混迹江湖这么多年,他第一次感觉到了什么叫真正的恐惧。那不是威胁,是通知。
他甚至没敢等到十分钟的最后期限,哆哆嗦嗦地登陆后台,将刚刚发布的得意之作全部删除,然后用毕生所学,写下了一篇声泪俱下的道歉信。
声明如下——
本人“圈内扒爷”在此向季晚女士、迟温衍先生致以最沉痛的歉意,此前发布的关于季晚女士的所有内容,均为本人为博眼球,恶意捏造的不实谣言,照片是P的,爆料是编的,我不是人,我猪狗不如,我愧对社会,愧对父母!本人在此立誓,永久退出网络,注销所有账号,从此吃斋念佛,为季晚女士祈福,求求大家放过我。
这篇道歉信一出,网络瞬间炸了。
紧接着,之前那十几个跟风转发的营销号,仿佛商量好了一般,排着队形,用比哭丧还凄惨的语气,发布了内容大同小异的“自杀式”道歉声明。
前一秒还在键盘上义愤填膺,痛骂季晚“蛇蝎后妈”的网友们,此刻全被这180度的大反转给干懵了。
“???怎么回事?我刚磨好刀准备上战场,你们主帅投降了?”
“集体中邪了?这道歉信写的,不知道的还以为是被绑架了,旁边有人拿枪指着他脑袋呢。”
“我靠,这公关速度是坐火箭的吗?能让这群见钱眼开的营销号集体自宫,季晚老公真有来头啊,这他妈是钞能力,还是超能力啊?”
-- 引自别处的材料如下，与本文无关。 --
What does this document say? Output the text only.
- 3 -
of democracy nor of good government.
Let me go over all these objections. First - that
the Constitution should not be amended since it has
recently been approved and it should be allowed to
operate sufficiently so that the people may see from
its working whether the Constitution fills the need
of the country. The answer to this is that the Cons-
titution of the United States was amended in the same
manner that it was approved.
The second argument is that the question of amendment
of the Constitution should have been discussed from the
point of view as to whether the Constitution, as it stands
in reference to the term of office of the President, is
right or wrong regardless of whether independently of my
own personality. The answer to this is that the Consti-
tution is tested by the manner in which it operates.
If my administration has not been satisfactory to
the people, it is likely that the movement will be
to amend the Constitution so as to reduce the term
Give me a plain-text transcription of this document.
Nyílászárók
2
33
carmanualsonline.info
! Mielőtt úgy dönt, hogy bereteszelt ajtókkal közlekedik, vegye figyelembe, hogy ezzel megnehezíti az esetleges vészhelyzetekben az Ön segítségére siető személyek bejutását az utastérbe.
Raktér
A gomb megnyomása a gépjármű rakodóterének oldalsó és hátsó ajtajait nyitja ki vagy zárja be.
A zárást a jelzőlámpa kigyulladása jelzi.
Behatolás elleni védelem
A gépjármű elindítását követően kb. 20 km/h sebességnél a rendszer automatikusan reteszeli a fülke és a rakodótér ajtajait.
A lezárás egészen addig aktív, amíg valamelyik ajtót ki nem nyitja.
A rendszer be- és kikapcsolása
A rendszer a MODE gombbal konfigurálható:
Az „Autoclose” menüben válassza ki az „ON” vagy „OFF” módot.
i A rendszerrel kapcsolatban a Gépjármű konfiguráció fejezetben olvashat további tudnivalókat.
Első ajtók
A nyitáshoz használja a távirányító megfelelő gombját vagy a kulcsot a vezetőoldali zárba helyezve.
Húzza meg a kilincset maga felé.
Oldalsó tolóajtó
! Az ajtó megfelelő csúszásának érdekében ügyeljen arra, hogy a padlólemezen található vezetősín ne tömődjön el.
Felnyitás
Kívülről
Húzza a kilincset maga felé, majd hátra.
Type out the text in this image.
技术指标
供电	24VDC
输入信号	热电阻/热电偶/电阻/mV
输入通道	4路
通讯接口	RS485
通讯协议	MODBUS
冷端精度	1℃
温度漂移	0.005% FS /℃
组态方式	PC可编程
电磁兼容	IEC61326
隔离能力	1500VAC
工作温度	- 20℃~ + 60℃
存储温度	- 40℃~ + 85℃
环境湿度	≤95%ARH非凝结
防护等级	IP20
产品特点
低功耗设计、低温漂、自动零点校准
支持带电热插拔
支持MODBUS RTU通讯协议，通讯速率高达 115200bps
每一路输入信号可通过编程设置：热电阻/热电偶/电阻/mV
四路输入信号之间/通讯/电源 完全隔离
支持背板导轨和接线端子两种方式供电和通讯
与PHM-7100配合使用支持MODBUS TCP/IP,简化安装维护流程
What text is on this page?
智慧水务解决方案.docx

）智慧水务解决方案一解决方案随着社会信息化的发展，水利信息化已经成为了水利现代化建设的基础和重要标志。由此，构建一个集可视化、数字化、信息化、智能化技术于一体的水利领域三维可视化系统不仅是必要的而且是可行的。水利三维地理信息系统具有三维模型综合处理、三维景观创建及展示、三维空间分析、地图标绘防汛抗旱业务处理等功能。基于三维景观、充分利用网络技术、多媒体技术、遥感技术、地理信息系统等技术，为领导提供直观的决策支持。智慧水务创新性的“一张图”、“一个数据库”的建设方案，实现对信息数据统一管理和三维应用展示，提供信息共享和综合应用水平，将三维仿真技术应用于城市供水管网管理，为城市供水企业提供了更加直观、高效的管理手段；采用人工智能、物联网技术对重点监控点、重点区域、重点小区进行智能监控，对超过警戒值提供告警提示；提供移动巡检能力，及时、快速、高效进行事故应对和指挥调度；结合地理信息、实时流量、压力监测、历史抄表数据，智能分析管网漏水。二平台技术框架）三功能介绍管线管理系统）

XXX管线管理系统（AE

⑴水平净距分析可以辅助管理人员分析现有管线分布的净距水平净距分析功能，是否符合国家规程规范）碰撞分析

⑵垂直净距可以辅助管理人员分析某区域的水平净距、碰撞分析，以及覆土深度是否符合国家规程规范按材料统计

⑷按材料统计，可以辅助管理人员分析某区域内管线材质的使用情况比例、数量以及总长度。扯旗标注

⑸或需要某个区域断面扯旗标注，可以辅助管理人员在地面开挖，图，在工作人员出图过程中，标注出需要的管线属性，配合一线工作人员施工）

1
舆论的风向,以一种比来时更猛烈更诡异的方式,瞬间倒卷。
赵溪玥晃着杯中猩红的液体,别墅寓巨大的落地窗外,是城市的万家灯火。
她看着手机屏幕上,那些营销号排着队磕头认罪的滑稽场面,唇角勾起一抹冰冷的弧度。
迟温衍的手段,还是这么简单粗暴,一如既往地有效。
但这又如何?
他能堵住营销号的嘴,难道还能堵住悠悠众口?他能用钱压下第一波风浪,可如果掀起风浪的,不是为了钱,而是为了“正义”呢?
赵溪玥轻呷了一口红酒,单宁的涩味在舌尖化开,眼神里满是算计的精光。
她觉得火候差不多了,是时候亲自上场,给季晚送上最致命的“关心”了。
电话拨了过去,响了几声才被接通。
“喂,小晚?”赵溪玥的声音瞬间切换到温柔担忧的模式,带着一丝恰到好处的急切,“你没事吧?我刚看到网上的消息,那些人简直太过分了,你别往心里去,迟总已经处理了,对不对?”
电话那头,季晚的声音听起来有些疲惫沙哑:“嗯,我没事,谢谢你,溪玥。”
她的背景音里,隐约传来小孩子难受的哼唧声。